Saturday 24 March 2018

The single life

To misquote the great bluegrass singer Ricky Skaggs, the single life is the life I lead. And has been for nearly three years. At my age - in my fifth decade - it is something I think about a lot. It is not a pose I have chosen. But here we are.

One thing you notice is that most of your friends are paired up. One wants the best for them of, of course, but it's difficult not to feel envy and, at times, resentment. It's so easy for A and B to be having dinner with X and Y. Pairs pair up so easily. Four, or six, are good numbers for an evening out. Throw in the complication of Z, however, and it's all that much more awkward.

There is a line, which I can't remember verbatim, from Len Deighton's wonderful Bernard Samson triple trilogy, in which Bernard, abandoned (as he thinks) by his wife, is a single man, and rues the idea, much bruited, that an "extra man" is such a useful thing for dinner parties, but finds that not to be true. He is right. You don't get invited to things to make up the numbers, you really don't. It's a fallacy, at least in my experience.

Maybe, as my best friend Pete tells me, its a factor of age. People retreat into themselves, have families and domestic priorities. Maybe that's true. But I think there's something else. It's as if the ageing singleton has some contagion which must be avoided. People don't want you looming over their happiness, as if you might taint it, somehow. You are a brooding presence, no matter how chipper and cheerful you try to come across.

Yet I can't be alone, surely. I'm 40. I don't socialise easily but with my friends I am, I hope, good company. Not naturally gregarious, but, in comfortable company, chatty and cheery. I'm not seeking partnership - I think I may be too damaged by experience for that now - but companionship, yes, I seek that out at every turn, whenever I can. Man is a social animal, as whoever-it-was said. (Aristotle, the internet tells me.) But the effort seems to fall always on the singleton.
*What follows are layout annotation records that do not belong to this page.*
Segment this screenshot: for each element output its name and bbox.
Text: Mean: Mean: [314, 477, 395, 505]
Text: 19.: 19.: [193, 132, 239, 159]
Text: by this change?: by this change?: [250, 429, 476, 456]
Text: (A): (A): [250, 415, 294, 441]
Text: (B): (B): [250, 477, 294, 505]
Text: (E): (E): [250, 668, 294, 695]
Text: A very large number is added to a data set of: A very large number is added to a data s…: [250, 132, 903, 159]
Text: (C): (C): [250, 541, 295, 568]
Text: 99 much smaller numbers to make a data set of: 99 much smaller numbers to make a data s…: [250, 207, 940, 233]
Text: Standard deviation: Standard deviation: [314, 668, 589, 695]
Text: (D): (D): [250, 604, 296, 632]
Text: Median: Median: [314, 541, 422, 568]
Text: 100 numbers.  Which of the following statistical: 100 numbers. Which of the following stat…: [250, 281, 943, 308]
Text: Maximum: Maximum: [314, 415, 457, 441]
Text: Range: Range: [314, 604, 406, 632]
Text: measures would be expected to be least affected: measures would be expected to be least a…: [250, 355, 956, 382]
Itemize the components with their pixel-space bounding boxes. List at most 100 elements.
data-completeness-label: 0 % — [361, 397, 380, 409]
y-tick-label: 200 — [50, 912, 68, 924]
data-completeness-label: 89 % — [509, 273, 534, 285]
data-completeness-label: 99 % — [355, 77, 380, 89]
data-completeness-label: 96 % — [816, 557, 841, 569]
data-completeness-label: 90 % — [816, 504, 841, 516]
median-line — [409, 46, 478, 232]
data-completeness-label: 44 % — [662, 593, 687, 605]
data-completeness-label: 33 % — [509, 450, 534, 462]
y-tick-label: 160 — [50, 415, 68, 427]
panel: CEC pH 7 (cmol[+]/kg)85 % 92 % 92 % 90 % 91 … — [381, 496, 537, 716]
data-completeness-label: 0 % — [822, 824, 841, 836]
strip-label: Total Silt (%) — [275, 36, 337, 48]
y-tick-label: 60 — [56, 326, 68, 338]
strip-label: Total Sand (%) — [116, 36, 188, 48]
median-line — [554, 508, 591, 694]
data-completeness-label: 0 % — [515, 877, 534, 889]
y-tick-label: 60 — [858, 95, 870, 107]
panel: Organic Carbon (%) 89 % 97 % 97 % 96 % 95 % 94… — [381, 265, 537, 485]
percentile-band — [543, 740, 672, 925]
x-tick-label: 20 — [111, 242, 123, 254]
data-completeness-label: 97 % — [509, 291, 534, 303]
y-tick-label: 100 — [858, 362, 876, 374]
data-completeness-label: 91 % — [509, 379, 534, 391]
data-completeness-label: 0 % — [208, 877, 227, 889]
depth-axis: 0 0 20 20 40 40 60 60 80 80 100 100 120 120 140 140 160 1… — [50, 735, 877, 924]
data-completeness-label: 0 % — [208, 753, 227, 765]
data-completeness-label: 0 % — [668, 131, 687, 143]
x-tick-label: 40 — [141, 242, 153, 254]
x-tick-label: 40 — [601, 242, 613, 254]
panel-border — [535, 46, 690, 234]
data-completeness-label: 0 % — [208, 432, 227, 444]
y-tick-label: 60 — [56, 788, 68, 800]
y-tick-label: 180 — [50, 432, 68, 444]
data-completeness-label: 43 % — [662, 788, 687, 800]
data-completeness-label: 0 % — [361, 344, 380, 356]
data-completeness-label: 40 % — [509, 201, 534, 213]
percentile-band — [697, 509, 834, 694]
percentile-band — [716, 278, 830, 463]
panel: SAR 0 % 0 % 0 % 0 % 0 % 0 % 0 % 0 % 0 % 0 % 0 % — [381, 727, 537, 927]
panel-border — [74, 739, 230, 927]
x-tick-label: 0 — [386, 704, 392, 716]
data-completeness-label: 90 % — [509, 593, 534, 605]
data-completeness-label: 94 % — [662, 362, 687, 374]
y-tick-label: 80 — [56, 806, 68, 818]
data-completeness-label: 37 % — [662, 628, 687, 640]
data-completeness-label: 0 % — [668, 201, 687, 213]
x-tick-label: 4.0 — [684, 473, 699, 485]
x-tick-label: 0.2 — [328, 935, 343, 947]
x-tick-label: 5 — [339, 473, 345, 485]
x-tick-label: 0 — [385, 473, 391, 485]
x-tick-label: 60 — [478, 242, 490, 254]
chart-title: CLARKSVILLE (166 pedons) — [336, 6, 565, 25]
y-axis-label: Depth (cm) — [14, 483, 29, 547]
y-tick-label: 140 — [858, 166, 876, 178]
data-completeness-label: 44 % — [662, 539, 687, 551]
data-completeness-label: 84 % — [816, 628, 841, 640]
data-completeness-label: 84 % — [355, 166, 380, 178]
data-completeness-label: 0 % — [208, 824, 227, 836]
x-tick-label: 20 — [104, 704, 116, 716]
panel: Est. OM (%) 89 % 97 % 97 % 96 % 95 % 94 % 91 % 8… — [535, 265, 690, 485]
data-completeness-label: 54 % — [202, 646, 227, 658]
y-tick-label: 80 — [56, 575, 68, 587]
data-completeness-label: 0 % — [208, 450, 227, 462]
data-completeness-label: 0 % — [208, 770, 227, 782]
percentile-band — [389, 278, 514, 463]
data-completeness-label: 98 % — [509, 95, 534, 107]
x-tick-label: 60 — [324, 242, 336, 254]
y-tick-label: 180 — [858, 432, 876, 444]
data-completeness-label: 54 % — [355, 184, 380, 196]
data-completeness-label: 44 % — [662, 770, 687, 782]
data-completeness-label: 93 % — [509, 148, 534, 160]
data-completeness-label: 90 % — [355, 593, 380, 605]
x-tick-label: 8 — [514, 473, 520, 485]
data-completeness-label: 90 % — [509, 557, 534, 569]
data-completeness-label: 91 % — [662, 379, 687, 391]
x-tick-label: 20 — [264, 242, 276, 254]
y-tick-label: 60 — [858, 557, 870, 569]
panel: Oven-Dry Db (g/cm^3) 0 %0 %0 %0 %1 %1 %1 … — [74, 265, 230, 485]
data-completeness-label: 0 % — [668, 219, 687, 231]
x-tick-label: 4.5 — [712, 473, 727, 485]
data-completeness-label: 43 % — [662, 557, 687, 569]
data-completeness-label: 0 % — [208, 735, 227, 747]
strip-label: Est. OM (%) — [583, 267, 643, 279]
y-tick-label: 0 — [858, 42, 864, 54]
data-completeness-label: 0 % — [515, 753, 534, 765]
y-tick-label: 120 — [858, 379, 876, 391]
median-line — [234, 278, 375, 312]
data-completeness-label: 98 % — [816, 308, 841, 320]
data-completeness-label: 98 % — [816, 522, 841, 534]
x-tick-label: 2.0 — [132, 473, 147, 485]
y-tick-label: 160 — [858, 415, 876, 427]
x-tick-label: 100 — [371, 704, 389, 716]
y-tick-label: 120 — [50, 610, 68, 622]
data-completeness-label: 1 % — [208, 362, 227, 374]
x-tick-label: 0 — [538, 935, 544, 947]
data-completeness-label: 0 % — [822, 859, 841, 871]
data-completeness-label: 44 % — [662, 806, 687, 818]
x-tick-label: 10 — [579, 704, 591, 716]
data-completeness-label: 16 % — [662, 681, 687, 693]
How often have I approached paired-up friends to see if they're free, only to be told, oh no, sorry, we're seeing <insert other pairing>? All too often.

Weddings are a nightmare, of course, though I'm at an age now when they're becoming rarer. (Maybe I'll have a wave of second marriages.) These days it's christenings (occasionally) or birthday parties. Whatever the event, though, turning up solo is, for someone shy like me, an absolutely nightmare. What if no-one will talk to me? Will I be left in a corner drinking tepid wine and watching other people have fun? I've been to functions like that.

This is not meant as a moan, or a cri de coeur, merely an observation, which might strike a chord with others in my situation. I can't be the only one. Maybe it's partly my own fault for being so insular, so diffident, so awkward. If I were a different person - outgoing, gregarious, self-confident - I would see opportunities rather than hurdles, perhaps. A room full of people I didn't yet know. But of course you need to be invited, and that's my beef, if I may put it in that crass way. As a middle-aged single man, you just fade out of view and out of people's minds.

My ex tells me I should try a dating website. It's kindly-meant advice, but I couldn't even face it. The idea of meeting a total stranger and establishing some spark with her is anathema to me. And, as I say, I am shop-soiled. I don't even know if I want to be part of a pair any more. There are times when I can, genuinely, relish my solitude, and the peace that comes with it, though many more when I curse it. Yearning for the past. For how things were. Turning the clock back.

Which, of course, you can never do. I must adjust to The New Reality. It would just be nice is someone asked me out for a drink. And on that maudlin, passive-aggressive note, I will end.